Première traduction intégrale en tchèque de L’Esprit des lois par Hana Fořtová-Dohnalkova

, par Volpilhac-Auger, Catherine

Montesquieu, O duchu zákonů II., Obrana Ducha zákonů (De l’esprit des lois II., Défense de l’Esprit des lois), traduction en tchèque, Prague, OIKOYMENH, 2015, 584 p.
(http://www.oikoymenh.cz/product_info.php?products_id=2159)

Tandis que les Lettres persanes ont été traduites en tchèque pour la première fois en 1955 et rééditées depuis (troisième édition en 1989), le chef-d’œuvre de Montesquieu, De l’esprit des lois, n’avait jamais été traduit en son intégralité. En 1947, le premier tome est paru, traduit par Stanislav Lyer.

Dans la notice introductive, Lyer explique que sa traduction a pris naissance pendant l’occupation allemande du pays « au moment où étaient supprimés ou délibérément négligés toutes les vertus civiques et les idéaux humains qui d’après Montesquieu fondent l’ordre de la société. » Une traduction plutôt « littéraire » qui manque de la précision nécessaire. De plus, les notes de Montesquieu y sont presque toutes absentes, et il y a très peu de notes de traducteur. Malgré ces défauts, cette traduction a été rééditée en 2003 ; dans les deux cas, sauf une mention de traducteur, rien ne laisse supposer qu’il s’agit uniquement du premier tome.

Ma traduction du premier tome de L’Esprit des lois a été publiée par la maison d’édition OIKOYMENH en 2010, le deuxième tome vient de paraître. Grâce à la générosité de la maison d’édition, la traduction s’accompagne du résumé critique du périodique janséniste, les Nouvelles ecclésiastiques, la Défense de l’Esprit de lois, le « Projet de censure de la Sorbonne » et les « Réponses et explications données à la faculté de théologie ». Pour la traduction du deuxième tome j’ai utilisé la version posthume de l’ouvrage de 1757, pour la Défense, la nouvelle édition publiée dans le cadre des Œuvres complètes de Montesquieu. (t. VII, 2010). La traduction est accompagnée des notes de l’auteur et des miennes, d’un index et d’une bibliographie. Aucun de ces textes n’avait jamais été publié en tchèque. Pour des raisons financières, la table analytique des matières (qui n’est d’ailleurs pas due à Montesquieu) n’a pas été reprise.

Les difficultés que je devais résoudre au cours de la traduction concernent d’une part la traduction des noms propres, qu’il s’agisse du livre XXI et des noms géographiques ou des livres sur les anciennes lois françaises et des noms des rois francs dont la transcription en tchèque n’est pas unifiée.
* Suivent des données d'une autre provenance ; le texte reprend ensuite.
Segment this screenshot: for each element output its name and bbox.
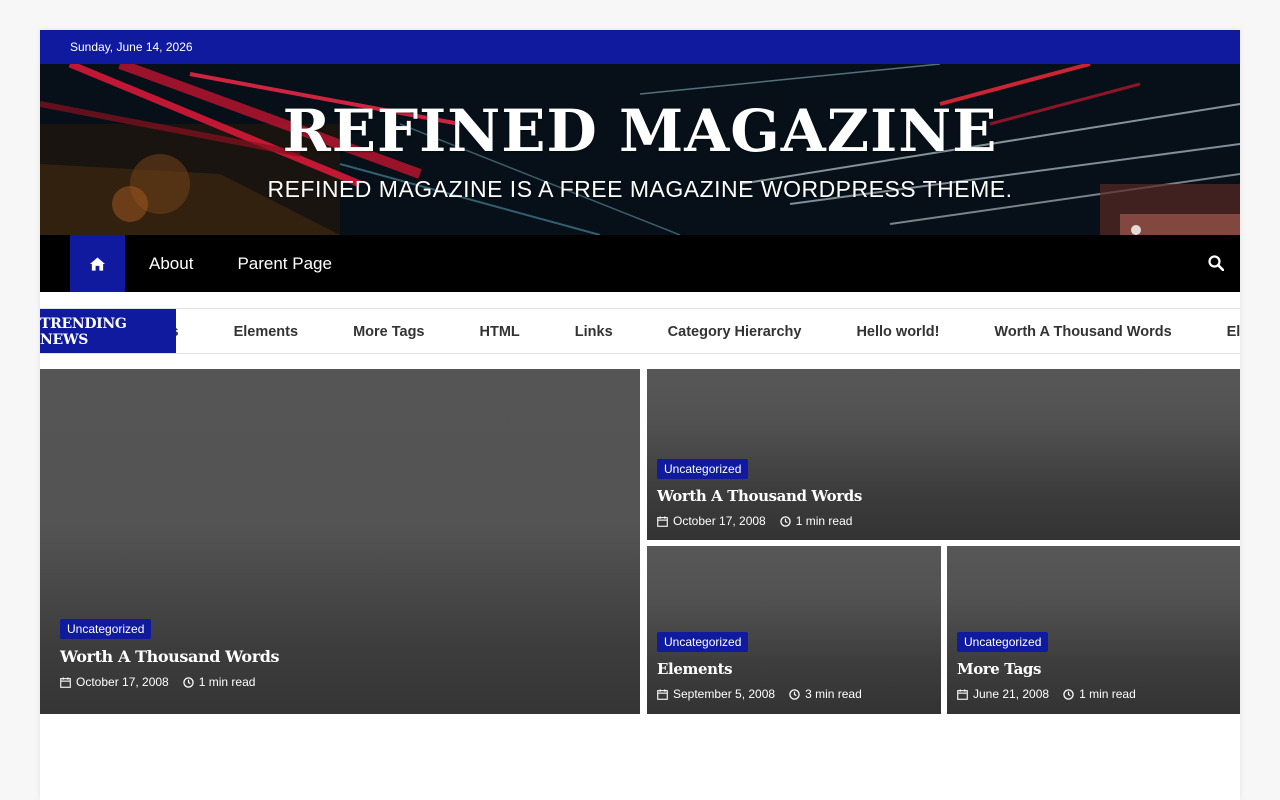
trending-news-ticker: TRENDING NEWS rds Elements More Tags HTM…: [40, 308, 1240, 354]
ticker-item[interactable]: Hello world!: [856, 324, 939, 340]
ticker-item[interactable]: Worth A Thousand Words: [994, 324, 1171, 340]
top-bar: Sunday, June 14, 2026: [40, 30, 1240, 64]
ticker-item[interactable]: Elem: [1227, 324, 1240, 340]
ticker-item[interactable]: Links: [575, 324, 613, 340]
search-button[interactable]: [1206, 253, 1226, 273]
page: Sunday, June 14, 2026 REFINED MAGAZINE R…: [40, 30, 1240, 800]
featured-posts-grid: Uncategorized Worth A Thousand Words Oct…: [40, 369, 1240, 714]
site-tagline: REFINED MAGAZINE IS A FREE MAGAZINE WORD…: [267, 176, 1013, 202]
home-icon: [90, 256, 105, 271]
clock-icon: [1063, 688, 1074, 700]
post-date[interactable]: June 21, 2008: [973, 687, 1049, 701]
clock-icon: [780, 515, 791, 527]
post-meta: October 17, 2008 1 min read: [657, 514, 1230, 528]
nav-item-label: Parent Page: [237, 253, 332, 273]
ticker-item[interactable]: More Tags: [353, 324, 424, 340]
nav-home-button[interactable]: [70, 235, 125, 292]
calendar-icon: [657, 688, 668, 700]
read-time: 1 min read: [1079, 687, 1136, 701]
clock-icon: [789, 688, 800, 700]
category-badge[interactable]: Uncategorized: [60, 619, 152, 639]
featured-post-card[interactable]: Uncategorized More Tags June 21, 2008 1 …: [947, 546, 1240, 714]
post-meta: September 5, 2008 3 min read: [657, 687, 931, 701]
ticker-item[interactable]: Category Hierarchy: [668, 324, 802, 340]
header-banner: REFINED MAGAZINE REFINED MAGAZINE IS A F…: [40, 64, 1240, 235]
ticker-item[interactable]: HTML: [480, 324, 520, 340]
post-title[interactable]: Worth A Thousand Words: [60, 647, 630, 666]
site-title[interactable]: REFINED MAGAZINE: [40, 98, 1240, 164]
main-navigation: About Parent Page: [40, 235, 1240, 292]
read-time: 1 min read: [198, 675, 256, 689]
current-date: Sunday, June 14, 2026: [70, 40, 193, 54]
read-time: 1 min read: [795, 514, 853, 528]
post-date[interactable]: September 5, 2008: [673, 687, 775, 701]
post-meta: October 17, 2008 1 min read: [60, 675, 630, 689]
post-title[interactable]: Elements: [657, 660, 931, 678]
ticker-item[interactable]: Elements: [234, 324, 298, 340]
post-meta: June 21, 2008 1 min read: [957, 687, 1230, 701]
ticker-track: rds Elements More Tags HTML Links Catego…: [40, 309, 1240, 353]
calendar-icon: [957, 688, 968, 700]
category-badge[interactable]: Uncategorized: [957, 632, 1049, 652]
featured-post-card[interactable]: Uncategorized Worth A Thousand Words Oct…: [647, 369, 1240, 540]
post-date[interactable]: October 17, 2008: [76, 675, 169, 689]
nav-item-label: About: [149, 253, 194, 273]
category-badge[interactable]: Uncategorized: [657, 459, 749, 479]
trending-news-label: TRENDING NEWS: [40, 309, 176, 353]
featured-post-card[interactable]: Uncategorized Elements September 5, 2008: [647, 546, 941, 714]
post-date[interactable]: October 17, 2008: [673, 514, 766, 528]
calendar-icon: [657, 515, 668, 527]
nav-item-about[interactable]: About: [125, 235, 215, 292]
calendar-icon: [60, 676, 71, 688]
post-title[interactable]: Worth A Thousand Words: [657, 487, 1230, 505]
nav-item-parent-page[interactable]: Parent Page: [215, 235, 354, 292]
clock-icon: [183, 676, 194, 688]
search-icon: [1208, 255, 1224, 271]
category-badge[interactable]: Uncategorized: [657, 632, 749, 652]
read-time: 3 min read: [805, 687, 862, 701]
post-title[interactable]: More Tags: [957, 660, 1230, 678]
featured-post-card[interactable]: Uncategorized Worth A Thousand Words Oct…: [40, 369, 640, 714]
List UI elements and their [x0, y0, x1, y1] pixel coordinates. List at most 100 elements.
Or je crois que le défi principal de la traduction d’un tel ouvrage consiste dans l’exigence de faire en même temps une traduction littérairement belle, et précise au sens philosophique. Car Montesquieu était un grand écrivain, auteur des romans tels les Lettres persanes ou Histoire véritable, en vrai fils des Lumières dont le style peut être dit musical. Mais c’est aussi un auteur politique, un philosophe qui traite des matières exactes, et il faut garder cette précision dans la traduction, saisir le sens des concepts et ne pas céder au désir d’embellir les phrases au détriment de leur signification. Ceci vaut pour tout l’ouvrage mais c’est particulièrement frappant quant au langage juridique, dans le livre sur les successions chez les Romains (XXVII) ou dans la théorie des lois féodales chez les Francs et dans les chapitres sur le combat judiciaire (XXVIII, XXX, XXXI).
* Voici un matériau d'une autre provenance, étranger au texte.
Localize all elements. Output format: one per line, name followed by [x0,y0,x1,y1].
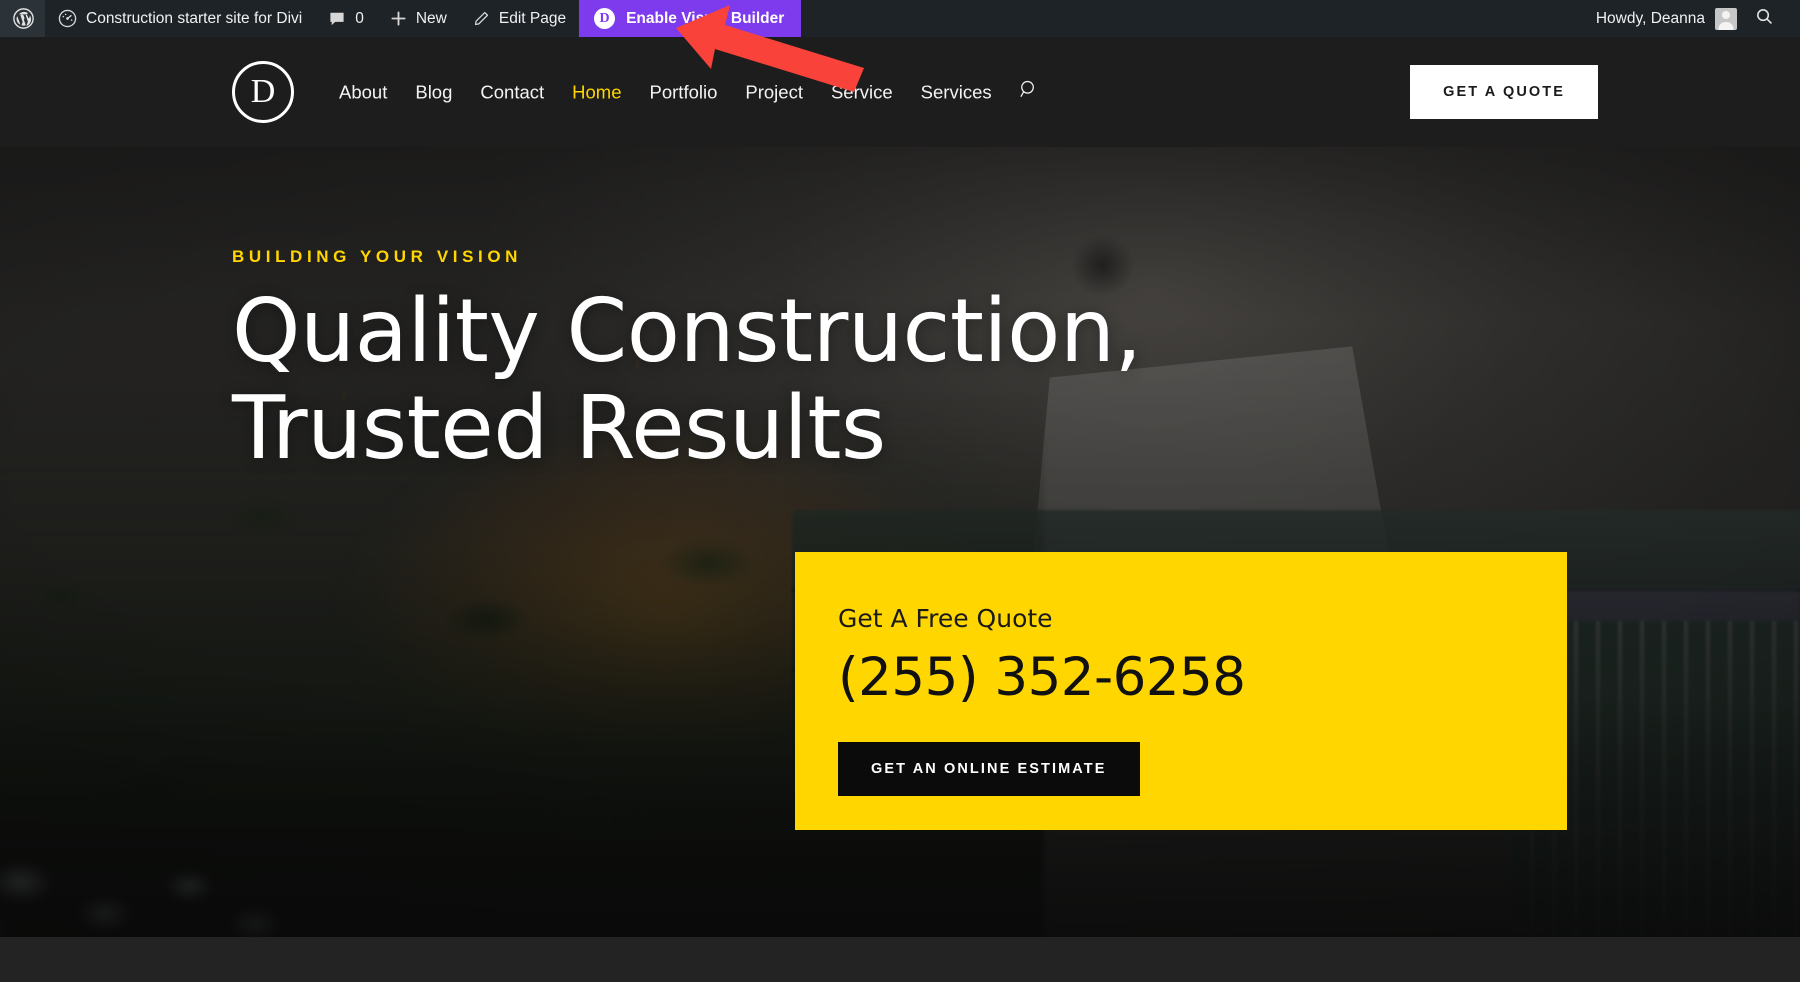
dashboard-speedometer-icon [58,9,77,28]
page-footer-strip [0,937,1800,982]
hero-eyebrow: BUILDING YOUR VISION [232,247,523,266]
get-a-quote-button[interactable]: GET A QUOTE [1410,65,1598,119]
comments-count: 0 [355,9,364,27]
search-icon [1755,7,1774,31]
search-icon [1018,79,1040,106]
site-logo[interactable]: D [232,61,294,123]
site-header: D About Blog Contact Home Portfolio Proj… [0,37,1800,147]
free-quote-title: Get A Free Quote [838,604,1053,633]
admin-search-button[interactable] [1747,0,1786,37]
nav-item-portfolio[interactable]: Portfolio [636,81,732,103]
account-menu[interactable]: Howdy, Deanna [1586,0,1747,37]
new-content-menu[interactable]: New [377,0,460,37]
hero-section: BUILDING YOUR VISION Quality Constructio… [0,147,1800,937]
howdy-label: Howdy, Deanna [1595,9,1705,27]
divi-d-icon: D [594,8,616,29]
hero-headline-line-2: Trusted Results [232,376,886,479]
wordpress-logo-menu[interactable] [0,0,45,37]
free-quote-phone[interactable]: (255) 352-6258 [838,647,1567,708]
nav-search-button[interactable] [1006,79,1040,106]
wordpress-icon [13,8,34,29]
enable-visual-builder-label: Enable Visual Builder [626,9,785,27]
primary-navigation: About Blog Contact Home Portfolio Projec… [325,79,1040,106]
site-name-label: Construction starter site for Divi [86,9,303,27]
new-label: New [415,9,447,27]
hero-content: BUILDING YOUR VISION Quality Constructio… [0,147,1800,937]
admin-bar-left-group: Construction starter site for Divi 0 New [0,0,802,37]
nav-item-home[interactable]: Home [558,81,635,103]
edit-page-label: Edit Page [498,9,567,27]
enable-visual-builder-button[interactable]: D Enable Visual Builder [579,0,802,37]
nav-item-project[interactable]: Project [731,81,817,103]
free-quote-card: Get A Free Quote (255) 352-6258 GET AN O… [795,552,1567,830]
get-an-online-estimate-button[interactable]: GET AN ONLINE ESTIMATE [838,742,1140,796]
nav-item-services[interactable]: Services [907,81,1006,103]
nav-item-blog[interactable]: Blog [401,81,466,103]
hero-headline-line-1: Quality Construction, [232,280,1142,382]
pencil-icon [473,10,490,27]
site-name-menu[interactable]: Construction starter site for Divi [45,0,315,37]
comment-bubble-icon [328,10,346,28]
nav-item-service[interactable]: Service [817,81,907,103]
admin-bar-right-group: Howdy, Deanna [1586,0,1800,37]
wp-admin-bar: Construction starter site for Divi 0 New [0,0,1800,37]
hero-headline: Quality Construction, Trusted Results [232,287,1142,472]
edit-page-link[interactable]: Edit Page [460,0,579,37]
plus-icon [390,10,407,27]
nav-item-about[interactable]: About [325,81,401,103]
nav-item-contact[interactable]: Contact [466,81,558,103]
avatar-icon [1715,7,1737,30]
comments-menu[interactable]: 0 [315,0,377,37]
Je tiens à remercier ceux sans qui ce projet n’aurait pas pu aboutir : Aleš Havlíček, mon ancien professeur à l’université et directeur de la maison d’édition OIKOYMENH qui nous a quittés subitement l’année dernière à l’âge de cinquante-neuf ans ; la traduction est dédiée à sa mémoire ; Barbora Patočková qui, par son minutieuse travail de rédaction, a beaucoup amélioré le texte final ; Petr Horák et Jiří Chotaš qui ont lu le manuscrit et dont les remarques m’ont été très précieuses.

J’aimerais aussi remercier le ministère de la culture de la République tchèque, l’Institut français de Prague et le Centre national du livre (Paris) qui ont soutenu la publication de la traduction.

Je remercie aussi l’Institut philosophique de l’Académie des sciences de la République tchèque qui m’a permis de me consacrer à ce travail.

Pour finir, je remercie la Société Montesquieu pour le projet de la publication des Œuvres complètes de Montesquieu et tous ceux qui ont participé au tome VII, de la Défense de l’Esprit des lois.